Every era has their own Ronald McDonald, and whether you grew up with Scott’s cup nosed version of the more traditional, red afro wearing Ronald, you remember his commercials reminding you to scarf down burgers as quickly as possible. Today, Ronald isn’t as prevalent as he was from the ‘60s through the ‘90s, and it’s a little sad that kids will never know the feeling of trying to eat a burger in peace while a french fry hungry clown stalks a fast food restaurant.
Street children sleep near a grate for warmth on Mulberry Street. Circa 1890-1895.
The Bowery Boys were a group of young homeless children who lived on the streets of New York City in the late 19th century. The boys all had different stories. Some were homeless because they were kicked out of their homes, others were orphans, and some of the children simply had to leave because there was no room for them in the tenements where their families lived. The photo by Jacob Riis is one of many that showed America the way people were living on the streets, for many this was the first they knew of such slums. Riis described the boys in his book, How The Other Half Lives: Studies Among the Tenements of New York:
They are to be found all over the city, these Street Arabs, where the neighborhood offers a chance of picking up a living in the daytime and of ‘turning in’ at night with a promise of security from surprise. In warm weather a truck in the street, a convenient out-house, or a dug-out in a hay-barge at the wharf make good bunks. Two were found making their nest once in the end of a big iron pipe up by the Harlem Bridge, and an old boiler at the East River served as an elegant flat for another couple.
Terrifying Children’s Books - Scary Stories to Tell in the Dark series was written by Alvin Schwartz and illustrated by Stephen Gammell, 1981.
If you grew up in the ‘80s then you know the strange fear that came every year when the Scholastic book fair. Would there be a new collection of Scary Stories to Tell in the Dark? What would the cover be? And would it keep you up at night? As scared as many readers were of the amazing art by Stephen Gammell, they had to get their hands on a copy. As frightening as the books were they were also must-read books for every young person.
The books were so spooky that they consistently wound up on the challenged book list through the ‘90s, and finally the art was changed to make the art less gruesome, which is disappointing but sounds exactly like what would happen with modern readers.

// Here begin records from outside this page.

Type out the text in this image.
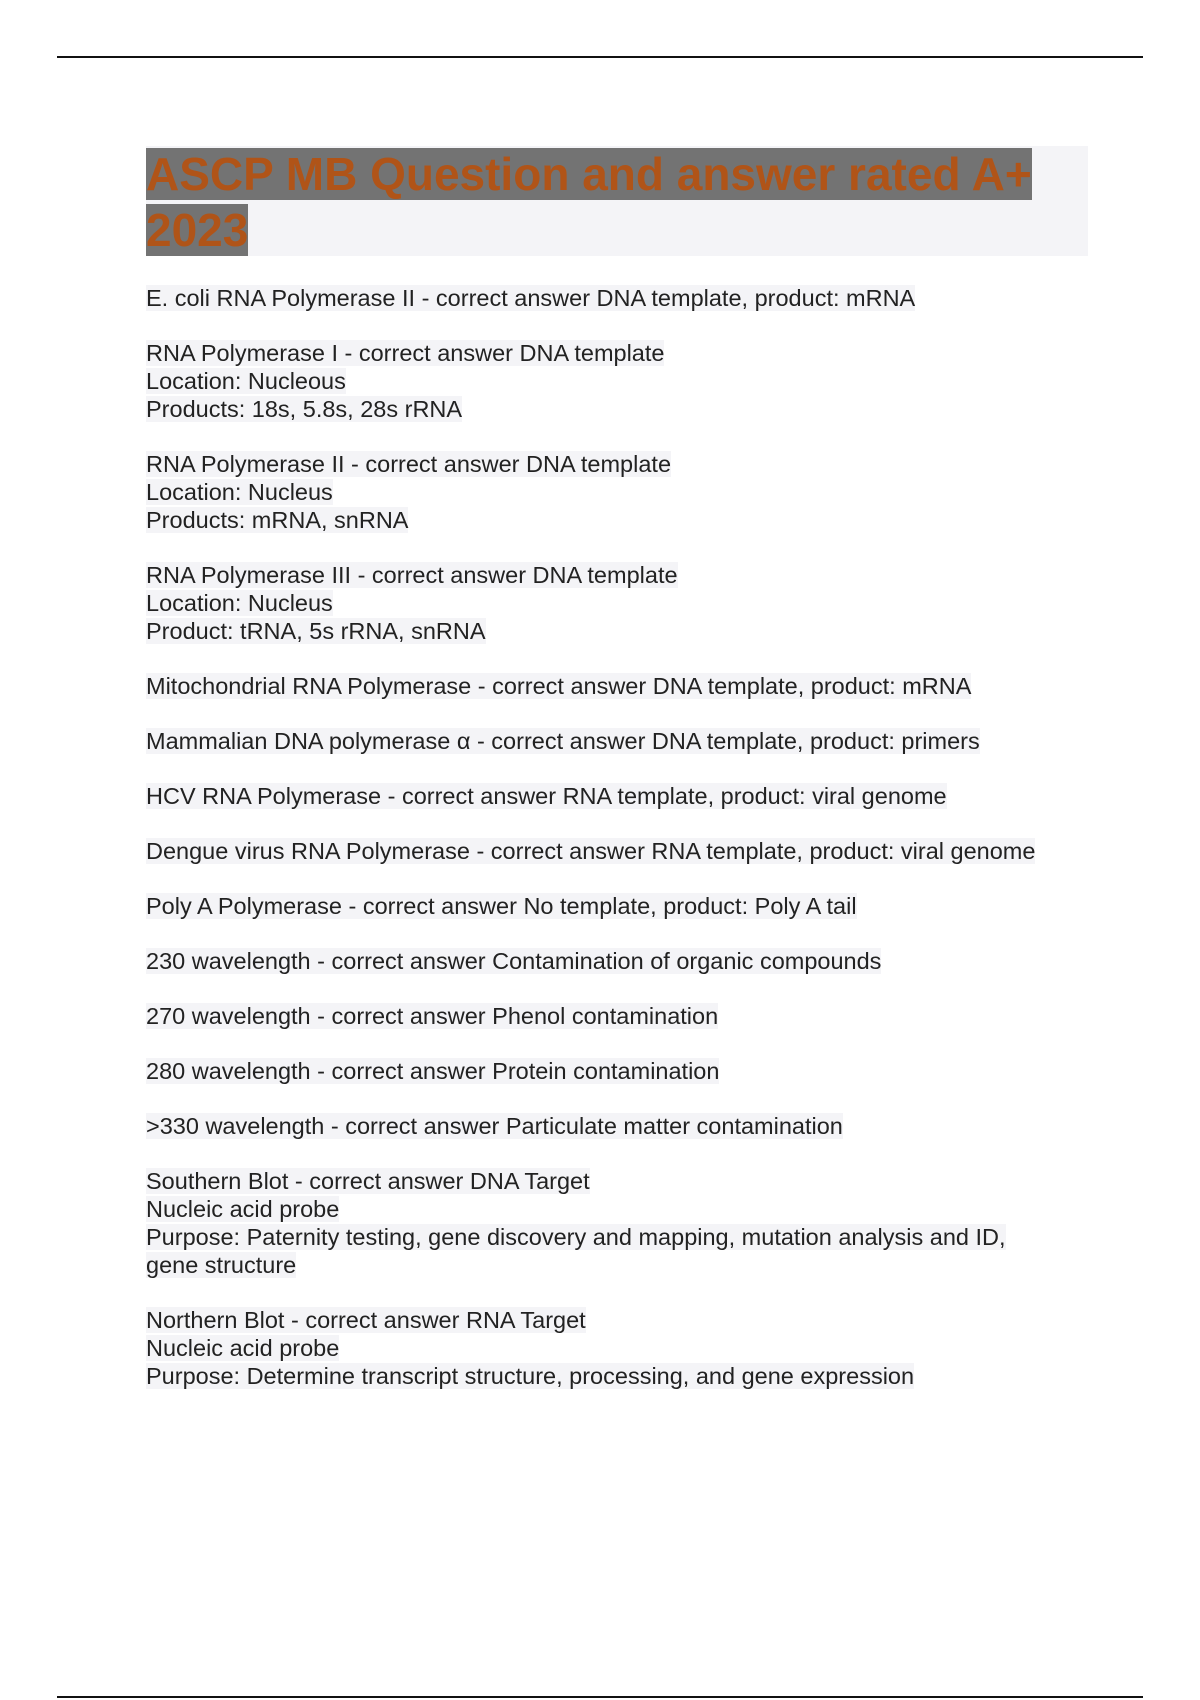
ASCP MB Question and answer rated A+ 2023
E. coli RNA Polymerase II - correct answer DNA template, product: mRNA
RNA Polymerase I - correct answer DNA template
Location: Nucleous
Products: 18s, 5.8s, 28s rRNA
RNA Polymerase II - correct answer DNA template
Location: Nucleus
Products: mRNA, snRNA
RNA Polymerase III - correct answer DNA template
Location: Nucleus
Product: tRNA, 5s rRNA, snRNA
Mitochondrial RNA Polymerase - correct answer DNA template, product: mRNA
Mammalian DNA polymerase α - correct answer DNA template, product: primers
HCV RNA Polymerase - correct answer RNA template, product: viral genome
Dengue virus RNA Polymerase - correct answer RNA template, product: viral genome
Poly A Polymerase - correct answer No template, product: Poly A tail
230 wavelength - correct answer Contamination of organic compounds
270 wavelength - correct answer Phenol contamination
280 wavelength - correct answer Protein contamination
>330 wavelength - correct answer Particulate matter contamination
Southern Blot - correct answer DNA Target
Nucleic acid probe
Purpose: Paternity testing, gene discovery and mapping, mutation analysis and ID,
gene structure
Northern Blot - correct answer RNA Target
Nucleic acid probe
Purpose: Determine transcript structure, processing, and gene expression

The whole force of workers in the cotton mills of Stevenson, Alabama. December 1913
Cotton Mills were used to spin and weave yarn from cotton. It was a necessary industry at a time when the business was exploding. The mills had poor lighting, terrible ventilation, and the roofs were so low that even the young workers had to crouch while attempting to stand upright. They weren’t what you would call adequate working conditions. However, the children working in these mills sucked it up and carried on in order make money for their families. Aside from the back problems workers could get caught in the machines. Accidents happened all the time, which made it a terrible place for children to work.